Tasawuf/Akhlak

Bagaimana Derajat Wali di antara Para Nabi?

Rab, 8 Juli 2020 | 11:00 WIB

Bagaimana Derajat Wali di antara Para Nabi?

Kedudukan para nabi jauh lebih tinggi daripada kedudukan para wali

Semua ulama bersepakat bahwa para wali memiliki kedudukan yang tinggi di sisi Allah. Derajat para wali masuk ke dalam perbincangan ulama tasawuf. Tetapi sebagian orang mengagungkan kewalian sehingga yang tampak di mata awam bahwa kedudukan kewalian lebih tinggi dari para nabi.


Dalam kajian tasawuf, para wali memiliki kedudukan yang tinggi di sisi Allah. Tetapi para nabi tetap lebih tinggi di sisi Allah SWT. Kedudukan para nabi jauh lebih tinggi daripada kedudukan para wali. Sedangkan kedudukan para wali hanya seper sekian dari kemuliaan para nabi sebagaimana dikutip di dalam Ar-Risalah Al-Qusyairiyyah berikut ini:


فأما رتبة الأولياء فلا تبلغ ربتةَ الأنبياء عليهم السلام للإجماع المنعقد على ذلك


Artinya, “Ada kedudukan para wali tidak akan mencapai kedudukan para nabi alayhimus salam berdasarkan ijmak yang disepakati atas yang demikian,” (Abul Qasim Al-Qusyairi, Ar-Risalah Al-Qusyairiyyah, [Kairo, Darus Salam: 2010 M/1431 H], halaman 191).


Imam Al-Qusyairi mengutip perbandingan derajat para wali dan derajat para nabi yang dikemukakan oleh Abu Yazid Al-Busthami. Ia juga menyebut perbandingan derajat para wali dibandingkan kedudukan Nabi Muhammad SAW.


وهذا أبو يزيد البسطامي سئل عن هذه المسألة فقال: مثل ما حصل للأنبياء عليهم السلام كمثل زق فيه عسل ترشح منه قطرة، فتلك القطرةُ مثل ما لجميع الأولياء، وما في الظرف مثل لنبينا صلى الله عليه وسلم


Artinya, “Abu Yazid Al-Busthami ketika ditanya perihal ini menjawab, ‘Apa (keutamaan dan derajat) yang hasil pada para nabi diumpamakan seperti kirbat (girbah) berisi madu yang memercik setetes darinya. Setetes itulah perumpamaan keutamaan yang dimiliki seluruh wali Allah dibandingkan para nabi. Sedangkan bejana itu juga diumpamakan dengan keutamaan dengan Nabi Muhammad SAW seorang,’” (Al-Qusyairi, 2010 M/1431 H: 191).

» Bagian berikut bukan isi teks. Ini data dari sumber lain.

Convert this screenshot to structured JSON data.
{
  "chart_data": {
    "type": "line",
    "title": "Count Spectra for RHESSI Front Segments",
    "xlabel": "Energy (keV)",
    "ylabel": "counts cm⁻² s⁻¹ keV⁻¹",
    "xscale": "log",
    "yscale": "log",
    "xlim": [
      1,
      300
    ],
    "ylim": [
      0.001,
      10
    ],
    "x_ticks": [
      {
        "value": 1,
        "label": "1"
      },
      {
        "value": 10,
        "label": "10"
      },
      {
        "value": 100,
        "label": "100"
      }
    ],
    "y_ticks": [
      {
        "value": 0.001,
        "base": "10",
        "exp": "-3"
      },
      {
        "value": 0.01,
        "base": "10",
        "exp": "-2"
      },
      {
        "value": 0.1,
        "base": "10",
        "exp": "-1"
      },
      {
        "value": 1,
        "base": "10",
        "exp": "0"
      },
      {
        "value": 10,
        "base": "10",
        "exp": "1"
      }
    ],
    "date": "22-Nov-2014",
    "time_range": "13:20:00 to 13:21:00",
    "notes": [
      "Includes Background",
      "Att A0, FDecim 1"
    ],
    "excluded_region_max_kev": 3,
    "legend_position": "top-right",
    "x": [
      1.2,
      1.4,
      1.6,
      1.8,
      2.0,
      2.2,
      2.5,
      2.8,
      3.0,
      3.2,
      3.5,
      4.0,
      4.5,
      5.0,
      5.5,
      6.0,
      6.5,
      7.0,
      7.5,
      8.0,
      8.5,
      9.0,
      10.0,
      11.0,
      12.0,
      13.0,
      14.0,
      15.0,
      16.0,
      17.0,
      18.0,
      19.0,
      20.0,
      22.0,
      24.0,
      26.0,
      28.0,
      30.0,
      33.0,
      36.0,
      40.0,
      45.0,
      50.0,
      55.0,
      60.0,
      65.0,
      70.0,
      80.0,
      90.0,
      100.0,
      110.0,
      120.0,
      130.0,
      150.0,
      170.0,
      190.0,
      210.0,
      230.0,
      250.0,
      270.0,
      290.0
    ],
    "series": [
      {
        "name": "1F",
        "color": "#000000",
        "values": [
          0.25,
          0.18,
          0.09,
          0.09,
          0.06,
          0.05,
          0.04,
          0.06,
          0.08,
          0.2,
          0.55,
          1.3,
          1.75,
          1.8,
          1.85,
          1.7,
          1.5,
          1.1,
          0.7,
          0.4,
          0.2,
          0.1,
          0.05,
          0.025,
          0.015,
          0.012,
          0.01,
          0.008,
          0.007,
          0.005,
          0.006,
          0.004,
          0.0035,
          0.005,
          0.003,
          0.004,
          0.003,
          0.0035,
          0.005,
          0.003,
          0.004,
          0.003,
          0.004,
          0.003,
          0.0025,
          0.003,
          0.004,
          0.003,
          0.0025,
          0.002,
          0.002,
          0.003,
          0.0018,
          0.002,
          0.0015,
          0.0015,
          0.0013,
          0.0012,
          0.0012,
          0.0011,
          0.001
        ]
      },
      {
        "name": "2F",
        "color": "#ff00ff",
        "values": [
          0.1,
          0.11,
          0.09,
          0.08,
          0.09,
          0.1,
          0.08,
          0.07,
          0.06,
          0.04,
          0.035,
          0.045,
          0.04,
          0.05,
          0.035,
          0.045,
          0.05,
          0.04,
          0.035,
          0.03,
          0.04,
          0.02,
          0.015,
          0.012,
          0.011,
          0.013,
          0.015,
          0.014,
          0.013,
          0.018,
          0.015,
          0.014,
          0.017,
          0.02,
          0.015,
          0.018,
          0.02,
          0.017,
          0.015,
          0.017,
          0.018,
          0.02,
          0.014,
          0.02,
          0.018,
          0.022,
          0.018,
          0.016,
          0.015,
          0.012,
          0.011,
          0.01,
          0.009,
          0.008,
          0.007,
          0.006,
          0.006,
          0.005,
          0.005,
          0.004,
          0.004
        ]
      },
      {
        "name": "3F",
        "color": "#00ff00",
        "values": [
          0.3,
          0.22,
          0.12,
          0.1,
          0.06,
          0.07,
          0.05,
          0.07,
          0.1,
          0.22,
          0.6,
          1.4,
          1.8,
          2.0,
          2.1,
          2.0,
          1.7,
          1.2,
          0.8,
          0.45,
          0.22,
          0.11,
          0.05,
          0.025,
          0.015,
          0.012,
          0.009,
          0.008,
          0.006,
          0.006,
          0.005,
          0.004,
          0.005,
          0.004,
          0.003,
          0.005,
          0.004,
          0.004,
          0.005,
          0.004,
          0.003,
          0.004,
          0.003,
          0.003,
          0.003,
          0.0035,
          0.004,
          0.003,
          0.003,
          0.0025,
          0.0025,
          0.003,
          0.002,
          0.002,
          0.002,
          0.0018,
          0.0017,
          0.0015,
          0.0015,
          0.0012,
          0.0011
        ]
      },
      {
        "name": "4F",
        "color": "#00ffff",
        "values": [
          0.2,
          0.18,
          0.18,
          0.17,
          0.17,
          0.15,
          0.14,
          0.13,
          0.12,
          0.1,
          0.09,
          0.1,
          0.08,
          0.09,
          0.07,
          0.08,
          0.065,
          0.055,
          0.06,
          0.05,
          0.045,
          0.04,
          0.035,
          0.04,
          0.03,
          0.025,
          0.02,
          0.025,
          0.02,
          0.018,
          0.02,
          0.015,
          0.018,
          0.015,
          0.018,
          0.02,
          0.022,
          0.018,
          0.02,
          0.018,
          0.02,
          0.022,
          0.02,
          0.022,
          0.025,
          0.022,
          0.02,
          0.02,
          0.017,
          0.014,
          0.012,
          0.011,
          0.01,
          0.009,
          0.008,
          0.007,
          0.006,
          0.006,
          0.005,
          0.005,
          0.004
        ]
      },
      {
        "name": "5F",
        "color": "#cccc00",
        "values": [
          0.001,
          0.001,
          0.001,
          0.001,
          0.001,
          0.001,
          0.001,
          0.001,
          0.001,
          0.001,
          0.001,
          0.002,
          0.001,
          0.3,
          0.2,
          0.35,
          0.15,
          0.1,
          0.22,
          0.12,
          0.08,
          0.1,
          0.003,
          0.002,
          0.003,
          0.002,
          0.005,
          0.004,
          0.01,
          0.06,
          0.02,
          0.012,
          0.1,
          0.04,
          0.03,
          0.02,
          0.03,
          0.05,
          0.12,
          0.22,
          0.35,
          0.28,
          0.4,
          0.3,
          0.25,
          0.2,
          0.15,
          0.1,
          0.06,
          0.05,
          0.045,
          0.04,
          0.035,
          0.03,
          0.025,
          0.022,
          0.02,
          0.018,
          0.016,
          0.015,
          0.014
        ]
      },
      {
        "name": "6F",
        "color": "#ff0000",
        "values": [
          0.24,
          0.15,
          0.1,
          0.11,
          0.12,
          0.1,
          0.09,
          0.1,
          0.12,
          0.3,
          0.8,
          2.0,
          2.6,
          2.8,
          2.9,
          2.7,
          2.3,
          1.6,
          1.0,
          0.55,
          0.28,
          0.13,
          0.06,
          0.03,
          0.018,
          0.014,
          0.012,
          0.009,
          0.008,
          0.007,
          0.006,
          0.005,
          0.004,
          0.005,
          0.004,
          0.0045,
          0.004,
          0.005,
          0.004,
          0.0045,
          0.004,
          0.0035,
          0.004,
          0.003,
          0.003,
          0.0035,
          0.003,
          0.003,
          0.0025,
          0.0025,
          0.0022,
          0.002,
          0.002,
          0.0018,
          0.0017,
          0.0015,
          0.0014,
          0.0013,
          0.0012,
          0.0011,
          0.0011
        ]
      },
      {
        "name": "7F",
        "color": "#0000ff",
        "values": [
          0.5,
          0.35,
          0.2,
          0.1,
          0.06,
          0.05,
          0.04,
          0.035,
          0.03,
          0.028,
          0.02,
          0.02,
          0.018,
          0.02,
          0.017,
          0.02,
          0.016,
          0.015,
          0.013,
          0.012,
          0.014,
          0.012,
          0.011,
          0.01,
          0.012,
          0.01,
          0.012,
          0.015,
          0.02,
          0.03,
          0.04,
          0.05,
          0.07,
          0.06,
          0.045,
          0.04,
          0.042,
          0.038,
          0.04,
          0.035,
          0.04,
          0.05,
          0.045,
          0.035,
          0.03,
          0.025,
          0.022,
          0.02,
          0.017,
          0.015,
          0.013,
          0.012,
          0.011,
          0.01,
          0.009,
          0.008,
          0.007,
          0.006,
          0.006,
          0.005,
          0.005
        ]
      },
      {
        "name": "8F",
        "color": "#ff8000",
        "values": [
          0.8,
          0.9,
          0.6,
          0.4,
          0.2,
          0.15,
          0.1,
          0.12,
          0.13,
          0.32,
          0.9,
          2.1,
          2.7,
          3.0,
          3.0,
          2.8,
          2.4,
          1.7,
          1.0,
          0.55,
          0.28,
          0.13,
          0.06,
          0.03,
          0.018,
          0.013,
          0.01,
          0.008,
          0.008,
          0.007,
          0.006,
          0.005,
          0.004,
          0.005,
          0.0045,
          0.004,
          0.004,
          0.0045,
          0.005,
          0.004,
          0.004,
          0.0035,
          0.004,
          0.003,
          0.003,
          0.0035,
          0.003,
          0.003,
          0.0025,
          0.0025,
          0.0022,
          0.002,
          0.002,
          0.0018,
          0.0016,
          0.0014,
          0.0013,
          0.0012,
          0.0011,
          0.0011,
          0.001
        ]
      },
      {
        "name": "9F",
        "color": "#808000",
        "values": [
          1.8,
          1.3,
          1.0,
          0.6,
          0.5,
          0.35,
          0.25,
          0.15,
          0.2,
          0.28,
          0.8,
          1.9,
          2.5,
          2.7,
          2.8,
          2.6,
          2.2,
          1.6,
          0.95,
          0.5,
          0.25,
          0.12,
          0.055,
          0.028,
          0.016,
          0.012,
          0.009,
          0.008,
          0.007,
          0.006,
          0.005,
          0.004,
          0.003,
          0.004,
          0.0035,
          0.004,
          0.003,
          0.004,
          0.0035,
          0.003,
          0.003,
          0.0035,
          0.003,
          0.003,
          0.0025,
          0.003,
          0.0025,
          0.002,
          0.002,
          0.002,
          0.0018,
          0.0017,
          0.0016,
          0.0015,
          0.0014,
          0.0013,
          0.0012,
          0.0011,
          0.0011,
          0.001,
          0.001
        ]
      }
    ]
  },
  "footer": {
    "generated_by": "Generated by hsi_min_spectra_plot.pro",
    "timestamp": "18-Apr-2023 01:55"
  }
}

Al-Ikshara’i Al-Hanafi dalam Kitab Al-Ihkam, Syarah Al-Hikam Al-Athaiyyah, mengatakan bahwa para rasul, para nabi, dan para wali memiliki kedudukan berbeda di sisi Allah. Setiap rasul dengan bekal mukjizat dikaruniai status kerasulan (risalah), kenabian (nubuwah), dan kewalian (wilayah). Setiap nabi dianugerahi status kenabian (nubuwah) dan kewalian (wilayah). Sedangkan setiap wali dengan bekal karamat diberikan status kewalian (wilayah).


Al-Ikshara’i menambahkan, Allah telah menutup anugerah kerasulan (risalah) dan kenabian (nubuwwah) setelah Nabi Muhammad SAW wafat. Dengan demikian, Allah tidak mengangkat orang menjadi nabi dan rasul sepeninggal Rasulullah SAW.


Adapun terkait anugerah kewalian (wilayah), Allah masih membuka anugerah-Nya kepada orang-orang yang dikehendaki. Sepeninggal Rasulullah SAW wafat, Allah masih memberikan derajat kewalian kepada siapa saja yang dikehendaki. Wallahu a’lam.